Die liebe UNO und der böse Vatikan

Jetzt kommt ein Machtwort von den Vereinten Nationen – und die gesamte deutsche Presse folgt mit reißerischen Überschriften:

UN wirft Vatikan Verletzung von Kinderrechten vor (Rheinische Post)

Vatikan soll tausende pädophile Priester entlassen (N24)

UN-Ausschuss wirft Vatikan Verletzung der Kinderrechtskonvention vor (Neues Deutschland)

UN werfen Vatikan Vertuschung von Kindesmissbrauch vor (Reuters).

Die geifernden Kommentare dazu erspare ich dem Leser. Das Problem mit der behäbigen UNO ist auch in diesem Fall, daß sie (wie bei den meisten kriegerischen Konflikten auch) viel zu spät kommt.

Kindesmißbrauch ist nun wirklich keine Spezialität der katholischen Kirche, die Fälle in der Familie, in Sportvereinen usw. sind viel zahlreicher. Eines freilich stimmt: in der Kirche sind sie ganz besonders verwerflich.
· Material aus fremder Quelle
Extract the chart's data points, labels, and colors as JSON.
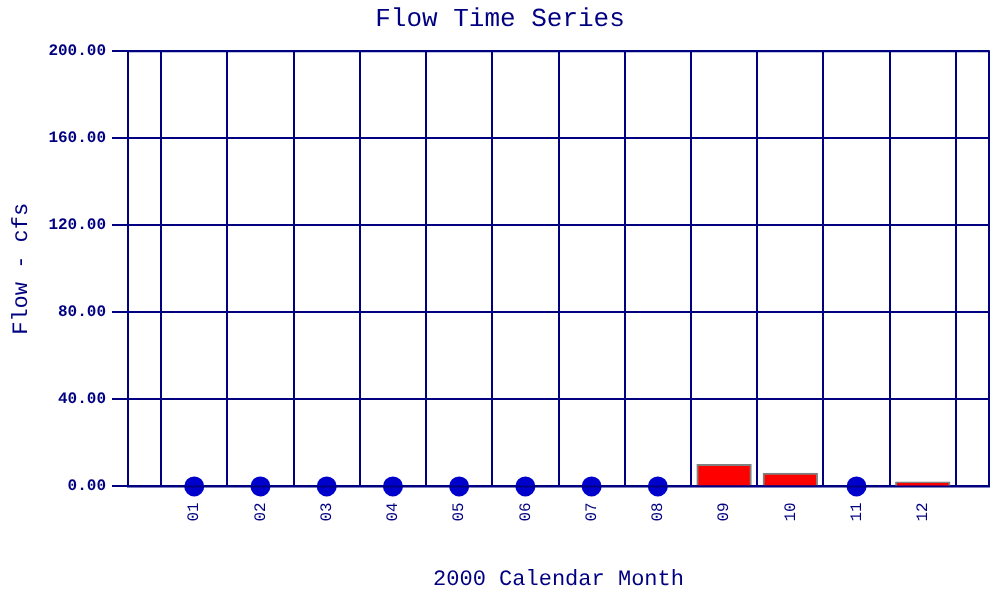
{
  "chart_data": {
    "type": "bar",
    "title": "Flow Time Series",
    "xlabel": "2000 Calendar Month",
    "ylabel": "Flow - cfs",
    "categories": [
      "01",
      "02",
      "03",
      "04",
      "05",
      "06",
      "07",
      "08",
      "09",
      "10",
      "11",
      "12"
    ],
    "series": [
      {
        "color": "#ff0000",
        "values": [
          null,
          null,
          null,
          null,
          null,
          null,
          null,
          null,
          10,
          6,
          null,
          2
        ]
      },
      {
        "type": "scatter",
        "color": "#0000cc",
        "marker": "circle",
        "values": [
          0,
          0,
          0,
          0,
          0,
          0,
          0,
          0,
          null,
          null,
          0,
          null
        ]
      }
    ],
    "ylim": [
      0,
      200
    ],
    "yticks": [
      {
        "value": 0,
        "label": "0.00"
      },
      {
        "value": 40,
        "label": "40.00"
      },
      {
        "value": 80,
        "label": "80.00"
      },
      {
        "value": 120,
        "label": "120.00"
      },
      {
        "value": 160,
        "label": "160.00"
      },
      {
        "value": 200,
        "label": "200.00"
      }
    ],
    "grid": true,
    "legend": false
  }
}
Aber was die UNO jetzt als Forderung mit Posaunentönen verbreiten läßt, ist schon unter Benedikt zu einem guten Teil verwirklicht und unter Franziskus fortgeführt worden.

Insofern beschreibt dieser UNO-Ausschuß „Für die Rechte des Kindes“ (Committee on the Rights of the Child), der nur dreimal im Jahr in Genf zusammentritt, einen Zustand, der mindestens zehn Jahre zurückliegt. Daß dieser Ausschuß den Vatikan gleichzeitig auffordert, seine Haltung zur Homosexualität zu ändern (was hat das mit den „Rechten des Kindes“ zu tun?), legt den Verdacht nahe, daß hier wieder einmal nur Ressentiments geschürt werden sollen.

Auf der Seite des Komitees (hier zu finden), auf der auch die 18 Mitglieder namentlich aufgezählt werden, läßt sich zum Beispiel feststellen, daß fünf von ihnen aus muslimischen Staaten (u.a. aus Saudi-Arabien) kommen, eines aus Rußland, und zwei weitere aus afrikanischen Ländern, in denen homosexuelle Handlungen streng bestraft werden.

Welches Recht gerade sie haben, der katholischen Kirche einen falschen Umgang mit Homosexualität vorzuwerfen, muß einmal gefragt werden.

Hier haben wir es, so scheint mir, mit einem Abgrund von Heuchelei zu tun.